Huey only got a few minutes alone before his brothers found him around the side of the house. He wiped his face and squeezed his knees, clenching his jaw.

"What happened back there, Hueson?" Dewey stood with his fists on his hips.

Huey looked away, resting his chin on his knees. "I'm sure you heard the whole thing."

"Not the whole thing." Louie sat down next to him. "But you telling off our oldest living relative for trying to pay for your college? Oh yeah, we heard that." He snickered.

Huey shrugged and hugged his knees tighter to his chest. "They need to learn to take no for an answer." When neither of his brothers answered, he lifted his head. Please change the subject.

"Sure, but at least we don't have to!" Louie dangled Uncle Donald's massive keyring in his face. "No nos for us today."

"You're kidding!" Huey snatched them. The dozens of childhood photo keychains overflowed in his hand. "Yes! I owe you one, Lou."

"Aw, it was nothing. A simple guilt speech with a touch of puppy-dog eyes was all it took. I didn't even have to bring out the big guns." Louie stuffed his hands in his hoodie and smirked.

"What were the big guns?" Huey hesitated, looking from Louie to Dewey, knowing that with Louie "the big guns" could mean anything.

Dewey sighed and shook his head into his hand.

Louie flashed them a smile. "Let's just say it involved our very own Dewman, a bag of walnuts, and your hair gel."

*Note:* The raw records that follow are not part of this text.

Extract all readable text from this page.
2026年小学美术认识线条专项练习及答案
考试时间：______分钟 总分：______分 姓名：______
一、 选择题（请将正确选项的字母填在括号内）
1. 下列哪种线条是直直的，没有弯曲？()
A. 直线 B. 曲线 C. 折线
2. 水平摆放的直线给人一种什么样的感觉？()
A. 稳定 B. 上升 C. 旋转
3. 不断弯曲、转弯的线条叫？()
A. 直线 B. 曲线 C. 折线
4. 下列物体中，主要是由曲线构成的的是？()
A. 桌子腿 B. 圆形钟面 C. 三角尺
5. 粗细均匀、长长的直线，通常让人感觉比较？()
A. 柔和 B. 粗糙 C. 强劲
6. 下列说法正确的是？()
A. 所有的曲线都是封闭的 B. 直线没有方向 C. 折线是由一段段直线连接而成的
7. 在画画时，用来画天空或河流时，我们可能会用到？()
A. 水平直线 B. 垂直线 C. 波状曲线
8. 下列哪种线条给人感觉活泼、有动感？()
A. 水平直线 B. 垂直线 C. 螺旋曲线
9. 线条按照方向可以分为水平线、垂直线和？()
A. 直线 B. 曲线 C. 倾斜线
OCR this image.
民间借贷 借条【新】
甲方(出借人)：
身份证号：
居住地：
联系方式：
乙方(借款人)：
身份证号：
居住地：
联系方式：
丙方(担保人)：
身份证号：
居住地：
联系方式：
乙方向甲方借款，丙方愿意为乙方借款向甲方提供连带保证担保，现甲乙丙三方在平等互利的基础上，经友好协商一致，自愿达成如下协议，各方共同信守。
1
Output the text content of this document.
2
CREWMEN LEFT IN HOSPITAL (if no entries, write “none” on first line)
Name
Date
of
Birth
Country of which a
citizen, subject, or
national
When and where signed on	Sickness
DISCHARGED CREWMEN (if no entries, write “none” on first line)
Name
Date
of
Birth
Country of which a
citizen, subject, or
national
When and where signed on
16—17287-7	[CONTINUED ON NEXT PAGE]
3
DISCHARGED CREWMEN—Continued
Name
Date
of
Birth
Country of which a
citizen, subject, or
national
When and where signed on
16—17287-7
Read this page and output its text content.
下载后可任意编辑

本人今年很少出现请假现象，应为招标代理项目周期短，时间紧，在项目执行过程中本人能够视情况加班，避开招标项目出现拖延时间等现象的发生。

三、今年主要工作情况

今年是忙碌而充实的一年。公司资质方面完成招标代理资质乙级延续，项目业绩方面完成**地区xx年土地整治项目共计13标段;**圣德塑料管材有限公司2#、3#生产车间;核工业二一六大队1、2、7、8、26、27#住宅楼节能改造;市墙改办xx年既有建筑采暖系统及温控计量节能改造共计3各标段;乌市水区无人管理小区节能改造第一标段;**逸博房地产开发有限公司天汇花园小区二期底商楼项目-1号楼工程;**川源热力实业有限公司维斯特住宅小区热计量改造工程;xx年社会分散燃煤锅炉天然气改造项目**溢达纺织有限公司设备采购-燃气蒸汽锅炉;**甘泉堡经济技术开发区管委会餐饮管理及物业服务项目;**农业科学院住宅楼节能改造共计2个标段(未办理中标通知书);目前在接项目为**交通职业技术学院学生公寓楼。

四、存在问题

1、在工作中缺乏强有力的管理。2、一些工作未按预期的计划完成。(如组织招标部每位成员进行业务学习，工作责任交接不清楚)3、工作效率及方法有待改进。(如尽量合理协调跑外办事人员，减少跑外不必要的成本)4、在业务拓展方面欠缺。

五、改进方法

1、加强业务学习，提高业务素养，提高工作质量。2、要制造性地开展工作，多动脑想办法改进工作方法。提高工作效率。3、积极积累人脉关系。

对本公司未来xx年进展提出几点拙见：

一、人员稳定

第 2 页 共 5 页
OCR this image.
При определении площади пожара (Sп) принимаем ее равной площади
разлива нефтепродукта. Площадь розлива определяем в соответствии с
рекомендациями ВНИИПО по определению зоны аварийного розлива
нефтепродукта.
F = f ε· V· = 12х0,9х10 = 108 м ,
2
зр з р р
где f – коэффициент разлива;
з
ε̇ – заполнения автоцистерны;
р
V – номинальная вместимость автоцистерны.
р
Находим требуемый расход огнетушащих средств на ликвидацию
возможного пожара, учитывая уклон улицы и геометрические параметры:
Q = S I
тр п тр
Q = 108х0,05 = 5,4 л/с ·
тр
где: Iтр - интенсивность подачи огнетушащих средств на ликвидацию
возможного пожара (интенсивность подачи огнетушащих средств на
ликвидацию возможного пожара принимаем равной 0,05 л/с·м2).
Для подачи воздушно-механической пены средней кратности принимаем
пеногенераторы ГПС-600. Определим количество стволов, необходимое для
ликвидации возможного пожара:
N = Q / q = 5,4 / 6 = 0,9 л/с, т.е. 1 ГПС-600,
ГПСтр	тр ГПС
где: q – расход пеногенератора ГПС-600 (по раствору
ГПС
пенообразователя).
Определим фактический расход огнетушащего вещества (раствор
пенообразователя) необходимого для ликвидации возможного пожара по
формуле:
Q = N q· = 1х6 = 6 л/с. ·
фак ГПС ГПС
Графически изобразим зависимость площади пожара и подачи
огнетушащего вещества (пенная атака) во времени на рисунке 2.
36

"Heh. I'm glad it didn't come to that."

Louie jumped up and headed towards the garage. "Eh, I kinda wish it had. It was one of my better plans. Come on, let's get Huey into the house before Uncle D starts tracking him down."

Dewey grabbed Huey's hand and pulled him to his feet. They waited for Louie to walk out of sight. "Did Uncle Scrooge say anything about him?"

Huey rubbed the back of his head. "They're sending him to the mansion at the end of the summer. Without us around,I can only imagine Uncle Scrooge and Mrs. Beakley are going to crack down on him to make sure he doesn't start scheming again."

"Prison all over again," Dewey muttered. "But with a Scottish bajillionaire to keep tabs on him. What are we going to do?"

Huey shook his head. "Uncle Scrooge means well. They all do. But you and I both know that caging Louie in won't end well."

"It'll only give him more incentive to see the angles and outsmart them."

"Precisely."

"Hey! You guys com'n?" Louie called out to them from the garage.

"Be right there!" Dewey led the way back to the house, glancing back at Huey. "We'll figure something out."

Huey climbed the ladder to the attic after him. If we don't figure it out by the end of this trip, Dewey goes off to school while Louie sharpens pencils at the money bin and I get stuck coming home to Mom and Uncle D's purgatory of parental pressure… alone. For the REST of the YEAR. "We better."